Pour la petite histoire, il faut savoir que les Pieds Nickelés ont également inspiré plusieurs chansons, une opérette de Bruno Coquatrix (oui, l’ancien patron de l’Olympia), ainsi que l’enseigne d’un café du Père Lachaise.
Tout le monde l’admettait, en compagnie des Pieds Nickelés, l’argot était devenu la langue de tout le monde, ce qui est peut-être la véritable définition de l’argot. On se gobergeait à la musique, on se régalait à la crapulerie. Alphonse Boudard a parlé des « copains de notre enfance ». Dans le monde des mangas, des jeux où l’on tue tout le monde sur Internet, les Pieds Nickelés ont-ils encore leur place ? Tout cela semble suranné, vieillot, ringard, anachronique, au même titre que Bécassine, Tartarin, le Renard de la fable, Rocambole et le petit Chaperon rouge. Internet bouffe tout. Que restera-t-il alors ?
Avant Céline
Petit cousin des Pieds Nickelés, car il y a quelque chose d’irrésistiblement BD dans l’œuvre du cocardier et antimilitariste Céline, nous voilà au cœur même de ténèbres scintillantes, entre Barbusse et Dorgelès, avec un petit clin d’œil à Carco, Marc Stéphane, Marmouset et Galtier-Boissière. Il y a bien sûr la guerre de 14, la langue des tranchées, le choc titanesque, les millions de morts, la boucherie à grande échelle, l’infernal traumatisme, et puis la gouaille de tous ces auteurs nés entre 1873 et 1891, un peu avant Destouches, né lui en 1894, comme chacun sait. La liste est plutôt copieuse. Procédons donc par ordre chronologique.
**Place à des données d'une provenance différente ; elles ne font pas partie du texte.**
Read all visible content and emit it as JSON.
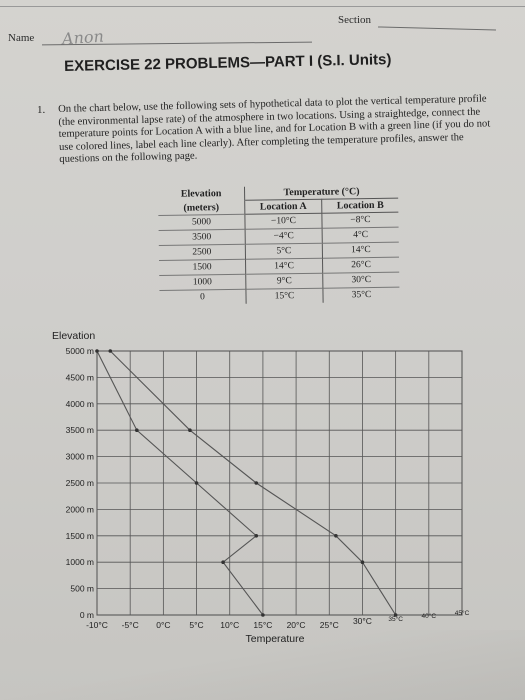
{
  "header": {
    "name_label": "Name",
    "name_value": "Anon",
    "section_label": "Section"
  },
  "title": "EXERCISE 22 PROBLEMS—PART I (S.I. Units)",
  "question": {
    "number": "1.",
    "text": "On the chart below, use the following sets of hypothetical data to plot the vertical temperature profile (the environmental lapse rate) of the atmosphere in two locations. Using a straightedge, connect the temperature points for Location A with a blue line, and for Location B with a green line (if you do not use colored lines, label each line clearly). After completing the temperature profiles, answer the questions on the following page."
  },
  "table": {
    "elevation_header": "Elevation",
    "elevation_unit": "(meters)",
    "temperature_header": "Temperature (°C)",
    "location_a_header": "Location A",
    "location_b_header": "Location B",
    "rows": [
      {
        "elevation": "5000",
        "a": "−10°C",
        "b": "−8°C"
      },
      {
        "elevation": "3500",
        "a": "−4°C",
        "b": "4°C"
      },
      {
        "elevation": "2500",
        "a": "5°C",
        "b": "14°C"
      },
      {
        "elevation": "1500",
        "a": "14°C",
        "b": "26°C"
      },
      {
        "elevation": "1000",
        "a": "9°C",
        "b": "30°C"
      },
      {
        "elevation": "0",
        "a": "15°C",
        "b": "35°C"
      }
    ]
  },
  "chart_data": {
    "type": "line",
    "ylabel": "Elevation",
    "xlabel": "Temperature",
    "y_ticks": [
      "5000 m",
      "4500 m",
      "4000 m",
      "3500 m",
      "3000 m",
      "2500 m",
      "2000 m",
      "1500 m",
      "1000 m",
      "500 m",
      "0 m"
    ],
    "y_tick_values": [
      5000,
      4500,
      4000,
      3500,
      3000,
      2500,
      2000,
      1500,
      1000,
      500,
      0
    ],
    "x_ticks": [
      "-10°C",
      "-5°C",
      "0°C",
      "5°C",
      "10°C",
      "15°C",
      "20°C",
      "25°C",
      "30°C",
      "35°C",
      "40°C",
      "45°C"
    ],
    "x_tick_values": [
      -10,
      -5,
      0,
      5,
      10,
      15,
      20,
      25,
      30,
      35,
      40,
      45
    ],
    "xlim": [
      -10,
      45
    ],
    "ylim": [
      0,
      5000
    ],
    "grid": true,
    "series": [
      {
        "elevation": [
          5000,
          3500,
          2500,
          1500,
          1000,
          0
        ],
        "temperature": [
          -10,
          -4,
          5,
          14,
          9,
          15
        ],
        "color": "#555555"
      },
      {
        "elevation": [
          5000,
          3500,
          2500,
          1500,
          1000,
          0
        ],
        "temperature": [
          -8,
          4,
          14,
          26,
          30,
          35
        ],
        "color": "#555555"
      }
    ]
  }
}
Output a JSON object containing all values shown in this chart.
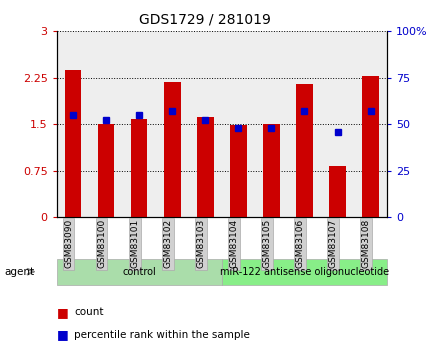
{
  "title": "GDS1729 / 281019",
  "samples": [
    "GSM83090",
    "GSM83100",
    "GSM83101",
    "GSM83102",
    "GSM83103",
    "GSM83104",
    "GSM83105",
    "GSM83106",
    "GSM83107",
    "GSM83108"
  ],
  "bar_values": [
    2.38,
    1.5,
    1.58,
    2.18,
    1.62,
    1.48,
    1.5,
    2.15,
    0.82,
    2.28
  ],
  "dot_values": [
    55,
    52,
    55,
    57,
    52,
    48,
    48,
    57,
    46,
    57
  ],
  "bar_color": "#cc0000",
  "dot_color": "#0000cc",
  "ylim_left": [
    0,
    3
  ],
  "ylim_right": [
    0,
    100
  ],
  "yticks_left": [
    0,
    0.75,
    1.5,
    2.25,
    3
  ],
  "yticks_right": [
    0,
    25,
    50,
    75,
    100
  ],
  "ylabel_left_ticks": [
    "0",
    "0.75",
    "1.5",
    "2.25",
    "3"
  ],
  "ylabel_right_ticks": [
    "0",
    "25",
    "50",
    "75",
    "100%"
  ],
  "groups": [
    {
      "label": "control",
      "start": 0,
      "end": 5,
      "color": "#aaddaa"
    },
    {
      "label": "miR-122 antisense oligonucleotide",
      "start": 5,
      "end": 10,
      "color": "#88ee88"
    }
  ],
  "agent_label": "agent",
  "legend_items": [
    {
      "label": "count",
      "color": "#cc0000"
    },
    {
      "label": "percentile rank within the sample",
      "color": "#0000cc"
    }
  ],
  "background_color": "#ffffff",
  "plot_bg_color": "#eeeeee",
  "bar_width": 0.5
}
Barbusse, sacré coco, marxiste pur et dur dès 1920, engagé volontaire et combattant de première ligne à quarante-cinq ans, fut couronné par le Goncourt en 1916. Son livre s’intitulait Le Feu, journal d’une escouade. Inutile de dire que Destouches, engagé volontaire lui aussi en 1912 au 12e cuirassier, avant de se mettre à l’ouvrage (Voyage au bout de la nuit date de 1932), et après douze métiers, treize misères, avait dû lire avec une sagace attention ce que lui-même avait enduré sur le front. Il faut bien le reconnaître, hormis le témoignage saisissant, réaliste, mais répétitif, que représente Le Feu, on finit par se coquer le poivre (s’ennuyer). C’est longuet, farci de pathos, blindé de bons sentiments, persillé d’une graisse à canon parfois à la limite de l’indigeste. Barbusse, poète sensible et pacifiste qui créa le groupe Clarté avec Romain Rolland, exalté par la Révolution russe, séjourna en URSS à plusieurs reprises. En 1935, il finit par crever son pneu (mourir) à Moscou, ce qui était le rêve de tous les petits pépères du peuple. Auparavant, il avait pondu une sorte d’ode à Staline, sans avoir vécu le pacte germano-soviétique. Enbolchevisé jusqu’au trognon, ce qui contribua à parler de « trognon soviétique », il fut enterré au Père-Lachaise, non loin du mur des fédérés, où reposent Marcel Cachin, Maurice Thorez, Jacques Duclos et Beaumarchais, qui n’a rien à voir avec Georges.
Dans Le Feu, on dévide évidemment de l’argot, du solide, aussi bien à la riflette que pendant le quotidien du poilu :
Tous ces poilus-là, ça n’emporte pas son couvert et son quart, pour manger sur le pouce. I’ leur faut ses aises. I’s préfèr’t mieux aller s’installer chez une mouquère de l’endroit, à une table exprès pour eux, pour chiquer la légume, et la rombière leur carre dans son buffet leur vaisselle, leurs boîtes de conserves et tout leur bordel pour le bec.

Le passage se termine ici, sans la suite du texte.